Exemple. La Corée du Sud et la Corée du Nord avaient des conditions initiales similaires en 1945. La divergence spectaculaire de leur trajectoire économique illustre le rôle déterminant des institutions : institutions inclusives et investissement en éducation au Sud vs institutions extractives au Nord.
Attention ! Les institutions ne sont pas la seule variable explicative. Des facteurs géographiques (enclavement, climat), historiques (colonisation) et culturels interagissent avec les institutions pour expliquer les trajectoires de croissance.
À retenir
En bref :
• La croissance économique est mesurée par l'évolution du PIB réel. Elle peut être extensive (plus de facteurs) ou intensive (meilleure efficacité).
• Les deux facteurs de production principaux sont le capital (K) et le travail (L), dont l'accumulation est soumise à des rendements décroissants.
• La PGF (Productivité Globale des Facteurs) mesure la part de la croissance non expliquée par l'accumulation de facteurs : elle reflète le progrès technique et l'organisation.

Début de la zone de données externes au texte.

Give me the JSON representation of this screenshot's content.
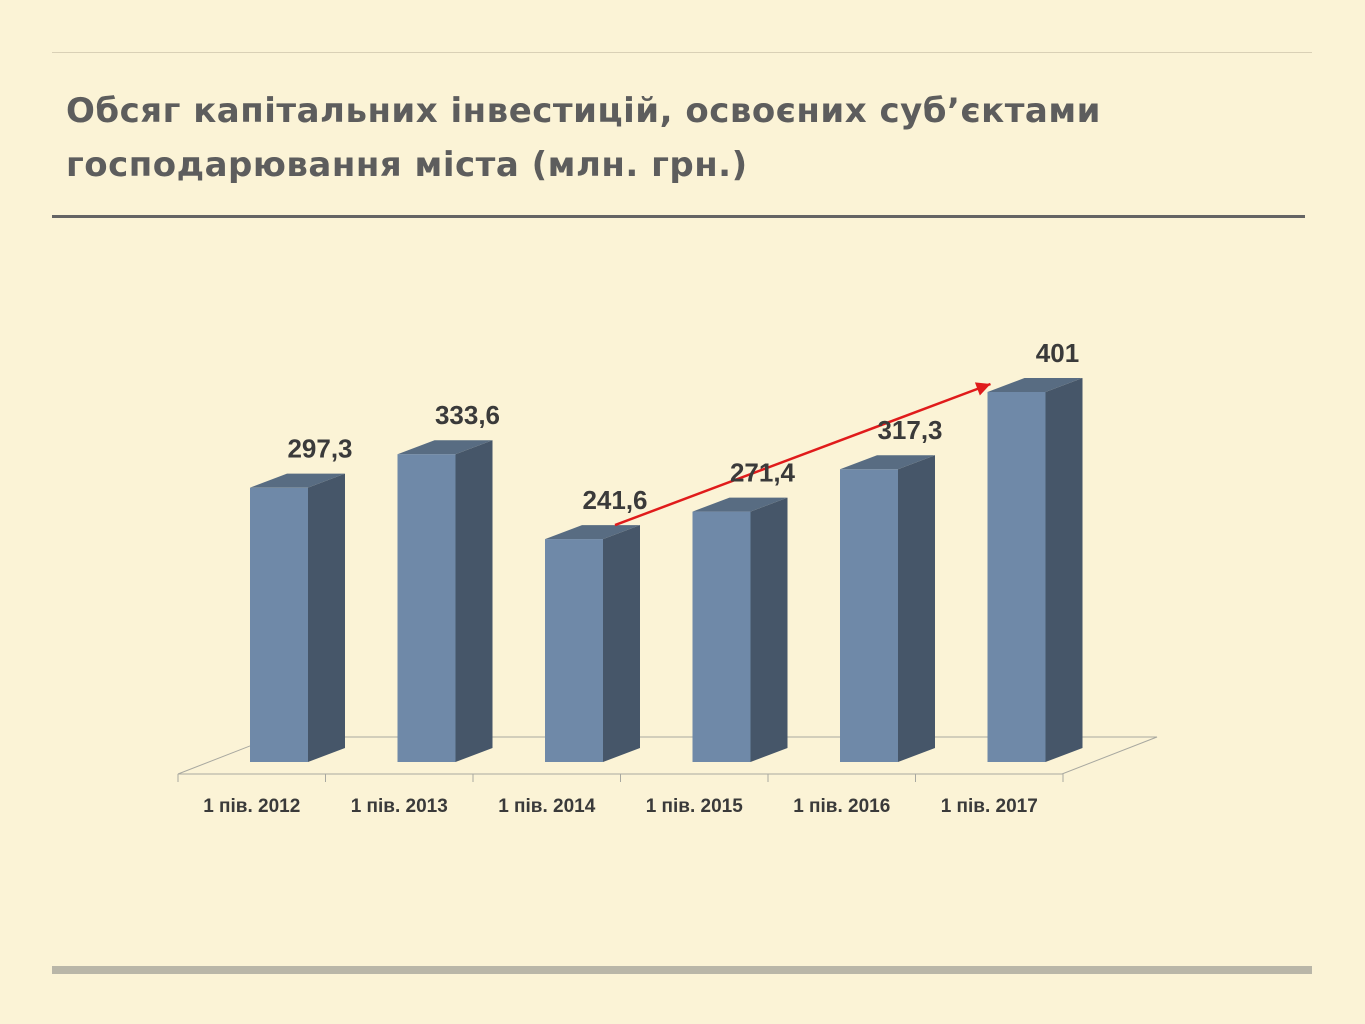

• Le modèle de Solow : croissance durable à long terme uniquement grâce au progrès technique (exogène). Prédit la convergence conditionnelle.
• Les théories de la croissance endogène (Romer, Lucas, Barro) : le progrès technique résulte de décisions d'investir en R&D, capital humain ou infrastructures → externalités positives, rendements croissants de la connaissance.
• Les institutions et le capital social jouent un rôle essentiel : droits de propriété, confiance, stabilité politique conditionnent l'efficacité des facteurs et du progrès technique.